Bei meinem Filmbesuch stellte man mir die Frage, was hat sich den geändert seit damals. Ich war zuerst irritiert ob der Frage und dann für einen Moment sprachlos. Aber dann holte ich zum männlichen Rundumschlag aus und erinnerte daran, dass die Frauen grundsätzlich besser gestellt und anerkannt seien. Ausserdem würden sie namhafte führende Positionen in der Legislativen, Exekutiven und Wirtschaft besetzen. Und sie würden durchaus an der Machtverteilung und –ausübung aktiv teilnehmen. Jedes weitere „Ja, aber“ konnte ich gekonnt umschiffen und ging letztlich heimwärts mit der Frage, hat jetzt der Film oder die Frage Spuren hinterlassen.
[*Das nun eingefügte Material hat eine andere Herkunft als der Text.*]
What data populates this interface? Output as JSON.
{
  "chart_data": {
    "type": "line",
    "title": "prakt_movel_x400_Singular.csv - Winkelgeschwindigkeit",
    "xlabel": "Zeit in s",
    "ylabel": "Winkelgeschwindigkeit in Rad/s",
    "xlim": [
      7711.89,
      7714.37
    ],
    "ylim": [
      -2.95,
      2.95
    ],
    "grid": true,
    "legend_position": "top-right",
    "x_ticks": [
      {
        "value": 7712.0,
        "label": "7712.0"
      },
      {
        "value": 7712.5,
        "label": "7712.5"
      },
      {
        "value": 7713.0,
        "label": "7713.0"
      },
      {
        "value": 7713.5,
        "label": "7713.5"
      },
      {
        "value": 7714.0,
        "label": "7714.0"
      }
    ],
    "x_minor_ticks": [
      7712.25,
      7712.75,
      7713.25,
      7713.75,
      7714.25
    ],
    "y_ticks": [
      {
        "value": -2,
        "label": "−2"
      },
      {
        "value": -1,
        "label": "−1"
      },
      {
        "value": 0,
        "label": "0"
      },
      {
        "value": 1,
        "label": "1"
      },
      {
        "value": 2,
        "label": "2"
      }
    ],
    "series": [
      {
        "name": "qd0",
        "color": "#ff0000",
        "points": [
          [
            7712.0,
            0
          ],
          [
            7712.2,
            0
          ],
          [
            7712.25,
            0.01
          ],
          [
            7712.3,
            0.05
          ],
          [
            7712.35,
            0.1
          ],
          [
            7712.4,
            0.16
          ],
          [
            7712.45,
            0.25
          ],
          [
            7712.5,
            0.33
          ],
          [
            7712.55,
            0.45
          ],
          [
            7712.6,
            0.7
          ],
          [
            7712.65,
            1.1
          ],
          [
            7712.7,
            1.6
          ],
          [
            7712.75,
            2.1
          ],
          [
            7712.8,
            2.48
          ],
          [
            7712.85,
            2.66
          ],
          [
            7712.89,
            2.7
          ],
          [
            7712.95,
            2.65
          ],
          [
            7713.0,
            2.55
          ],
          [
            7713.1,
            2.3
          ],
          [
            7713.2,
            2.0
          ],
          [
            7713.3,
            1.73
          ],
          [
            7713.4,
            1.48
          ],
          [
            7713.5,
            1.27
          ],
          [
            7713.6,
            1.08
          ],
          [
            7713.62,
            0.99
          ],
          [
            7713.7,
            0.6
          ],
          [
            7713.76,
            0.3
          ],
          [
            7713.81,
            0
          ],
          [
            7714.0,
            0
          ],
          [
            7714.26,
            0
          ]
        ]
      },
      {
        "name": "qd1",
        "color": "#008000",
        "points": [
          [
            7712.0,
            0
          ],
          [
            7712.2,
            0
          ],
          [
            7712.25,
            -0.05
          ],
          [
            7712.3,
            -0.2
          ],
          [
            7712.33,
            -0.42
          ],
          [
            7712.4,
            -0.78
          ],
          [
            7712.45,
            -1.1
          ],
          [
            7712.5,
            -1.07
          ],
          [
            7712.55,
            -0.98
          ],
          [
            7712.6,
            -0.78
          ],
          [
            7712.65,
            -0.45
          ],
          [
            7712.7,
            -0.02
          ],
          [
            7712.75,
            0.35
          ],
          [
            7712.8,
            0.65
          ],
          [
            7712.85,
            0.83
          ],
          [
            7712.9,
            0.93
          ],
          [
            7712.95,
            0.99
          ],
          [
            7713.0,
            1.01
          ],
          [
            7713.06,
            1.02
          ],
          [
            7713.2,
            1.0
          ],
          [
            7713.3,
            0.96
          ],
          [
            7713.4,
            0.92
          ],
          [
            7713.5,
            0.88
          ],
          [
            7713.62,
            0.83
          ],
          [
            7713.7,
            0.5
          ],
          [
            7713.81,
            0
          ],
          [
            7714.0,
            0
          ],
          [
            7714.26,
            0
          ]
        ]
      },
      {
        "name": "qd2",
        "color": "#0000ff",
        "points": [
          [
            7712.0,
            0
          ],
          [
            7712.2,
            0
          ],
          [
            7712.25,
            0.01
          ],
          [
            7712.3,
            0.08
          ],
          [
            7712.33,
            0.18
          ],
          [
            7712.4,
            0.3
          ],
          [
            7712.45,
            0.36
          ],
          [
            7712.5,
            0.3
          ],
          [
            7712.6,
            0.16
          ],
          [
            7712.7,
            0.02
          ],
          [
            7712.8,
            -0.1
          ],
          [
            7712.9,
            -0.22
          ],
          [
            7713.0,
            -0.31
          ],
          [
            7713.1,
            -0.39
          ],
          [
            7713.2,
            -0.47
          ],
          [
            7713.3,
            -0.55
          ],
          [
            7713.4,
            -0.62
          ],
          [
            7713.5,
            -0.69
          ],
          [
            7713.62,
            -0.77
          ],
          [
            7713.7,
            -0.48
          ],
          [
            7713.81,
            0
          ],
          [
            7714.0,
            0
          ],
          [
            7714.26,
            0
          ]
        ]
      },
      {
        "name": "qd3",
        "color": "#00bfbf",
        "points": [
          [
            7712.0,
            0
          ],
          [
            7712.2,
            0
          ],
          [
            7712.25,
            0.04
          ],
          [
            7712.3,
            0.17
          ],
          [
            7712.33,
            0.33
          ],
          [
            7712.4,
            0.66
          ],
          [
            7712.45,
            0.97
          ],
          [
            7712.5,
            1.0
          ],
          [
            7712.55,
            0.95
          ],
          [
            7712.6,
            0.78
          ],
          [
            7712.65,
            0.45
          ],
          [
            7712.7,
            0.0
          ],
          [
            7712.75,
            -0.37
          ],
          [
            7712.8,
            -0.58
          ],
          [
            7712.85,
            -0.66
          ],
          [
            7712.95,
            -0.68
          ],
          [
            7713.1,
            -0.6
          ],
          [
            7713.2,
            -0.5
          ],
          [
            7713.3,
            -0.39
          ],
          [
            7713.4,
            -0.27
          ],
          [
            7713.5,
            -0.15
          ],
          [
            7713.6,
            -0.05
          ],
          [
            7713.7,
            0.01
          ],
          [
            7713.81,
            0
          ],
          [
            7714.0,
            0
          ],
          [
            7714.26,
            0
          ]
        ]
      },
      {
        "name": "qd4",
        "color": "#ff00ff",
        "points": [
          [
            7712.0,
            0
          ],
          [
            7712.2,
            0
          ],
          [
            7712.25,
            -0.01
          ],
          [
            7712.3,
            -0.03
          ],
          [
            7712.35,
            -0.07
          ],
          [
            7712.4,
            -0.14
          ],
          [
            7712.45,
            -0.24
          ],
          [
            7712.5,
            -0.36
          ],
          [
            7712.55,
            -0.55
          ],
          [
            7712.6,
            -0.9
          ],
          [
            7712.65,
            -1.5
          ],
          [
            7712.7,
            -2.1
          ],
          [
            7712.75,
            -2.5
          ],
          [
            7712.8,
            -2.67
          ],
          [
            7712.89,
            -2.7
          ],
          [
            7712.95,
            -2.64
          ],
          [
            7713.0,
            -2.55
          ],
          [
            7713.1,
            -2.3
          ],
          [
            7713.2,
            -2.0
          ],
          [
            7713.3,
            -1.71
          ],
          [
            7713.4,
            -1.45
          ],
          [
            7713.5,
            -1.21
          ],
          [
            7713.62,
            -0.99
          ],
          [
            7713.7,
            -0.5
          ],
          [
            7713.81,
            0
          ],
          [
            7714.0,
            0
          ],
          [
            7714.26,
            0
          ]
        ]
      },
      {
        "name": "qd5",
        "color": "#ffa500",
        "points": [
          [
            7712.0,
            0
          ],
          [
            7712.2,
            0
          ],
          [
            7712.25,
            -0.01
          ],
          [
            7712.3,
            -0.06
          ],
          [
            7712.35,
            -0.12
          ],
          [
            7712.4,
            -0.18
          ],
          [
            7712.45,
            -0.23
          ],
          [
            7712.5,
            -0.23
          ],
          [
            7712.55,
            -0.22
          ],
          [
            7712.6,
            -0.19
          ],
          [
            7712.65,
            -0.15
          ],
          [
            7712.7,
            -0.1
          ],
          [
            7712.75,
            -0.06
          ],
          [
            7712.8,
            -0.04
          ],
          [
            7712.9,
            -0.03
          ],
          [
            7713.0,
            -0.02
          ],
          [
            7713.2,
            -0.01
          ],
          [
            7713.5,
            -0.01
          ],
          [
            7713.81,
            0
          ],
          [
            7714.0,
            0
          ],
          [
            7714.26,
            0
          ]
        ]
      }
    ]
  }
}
Der Film hat Erinnerungen geweckt, die Frage hingegen liess mich nicht los. Nein, es ist nicht alles beim Alten geblieben – und Ja, es hat sich vieles verändert in den letzten vier Jahrzehnten. Vieles ist aber auch noch in den Köpfen der Männer geblieben und sie haben es teilweise verstanden ihr Denken auf einen Teil der jüngeren Generation und der längst stimmberechtigten Frauen zu übertragen. Mit Verlaub darf man sich fragen, was nützt das Frauenstimmrecht, wenn unter anderem die Gleichstellung der Frau in Lohnfragen noch weit hinterher hinkt, alleinerziehende Mütter keine ihrer Situation angepassten Stelle finden können und für den Mann, Familie und Kinder vor der Eigenständigkeit und beruflichen Entwicklung der Frau unabdingbaren Vorrang hat. Und es sind mehrheitlich die Männer der Wirtschaft, die es mit allen Mitteln zu verhindern wissen, für Männer Teilzeitstellen zu schaffen, damit die willigen Väter sich an der Familienarbeit partizipieren können. Dafür spricht man von Frauenquoten, lässt vor allem die Frauen Freiwilligenarbeit leisten und für den Alltag in der Familie bleibt weiterhin Frau verantwortlich.
Das Ja zum Frauenstimmrecht war doch auch ein Ja zur Partnerschaft Frau-Mann, habe ich zumindest allen Ernstes geglaubt. Da habe ich mich wohl getäuscht, denn verblieben ist das alte Denken, nur ein bisschen werbewirksamer eingepackt, jedoch wie gehabt vielfach ohne wirksamen Inhalt.